亲缘裙带关系、快速成为大客户的时间点、业绩依赖、注册联系方式的“雷同”……种种蛛丝马迹都指向关联交易的“危险”,二者是否独立?
环保层面同样利剑高悬。博澳股份在招股书中亦提示环保风险,表示公司生产经营过程中会产生一定数量的废水、废气和固体废弃物等“三废”,会对环境造成一定程度的污染。企查查数据显示,博澳股份曾在2018年因超标排放水污染物被区生态环境局处罚。
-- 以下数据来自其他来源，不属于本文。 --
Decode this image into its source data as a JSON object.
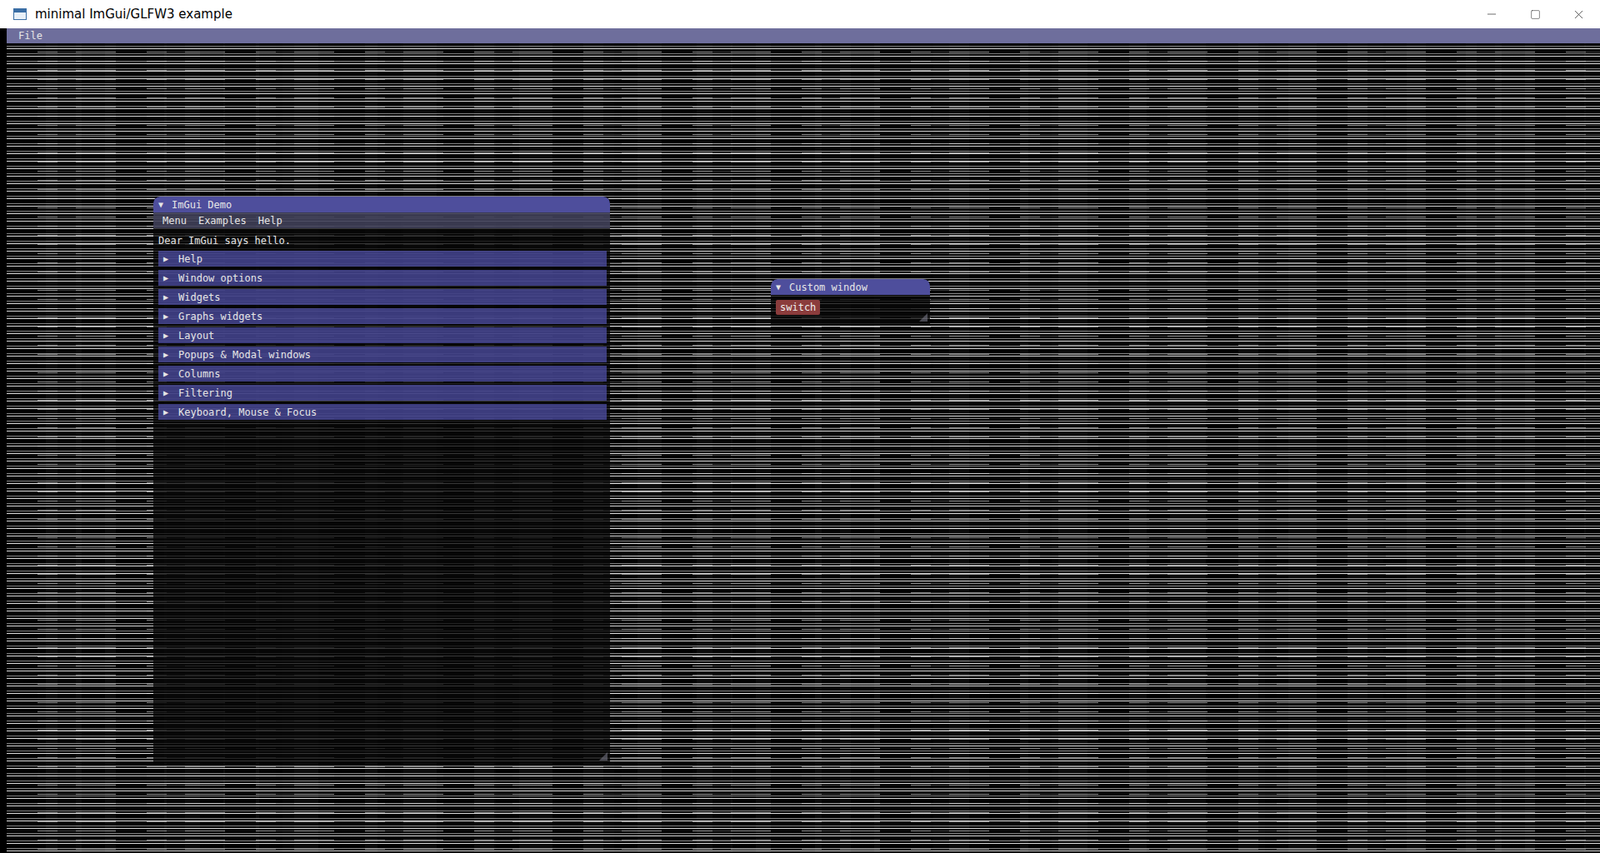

据招股书,博澳股份子公司九江富达2017年曾发生一起火灾,造成公司直接经济损失300余万元。2018年1月26日,湖口县安全生产监督管理局出具(湖)安监管罚[危2018]012601号《行政处罚决定书》,对九江富达处以罚款20万元的处罚。
结语
在万点研究看来,行业碾压式竞争与起伏周期,使得博澳股份的成长性大打折扣,未来想象空间有限。不算头部的博澳股份,自然难以招架,如此“逆流而上”堪称豪赌。
横向看,同业的浙江龙盛、闰土股份等头部企业均开始产业转型,比如浙江龙盛凭借资金优势,甚至不顾协同性,进军领域外的房产业务、汽配业务。发展天花板受限,博澳股份的当务之急亦是新增长极的探索。
况且博澳股份的质地难言“扎实”,还面临着关联交易粉饰业绩、与浙江龙盛之间复杂关系的质疑风险点。
由此,博澳股份上市之后或将面临破发风险。鉴往知来,主营高档分散染料福莱蒽特于2021年10月上市,发行为32.21元/股,而今股价徘徊在20元/股左右,仍处于破发状态。
博澳股份IPO将去往何方?万点研究将继续关注。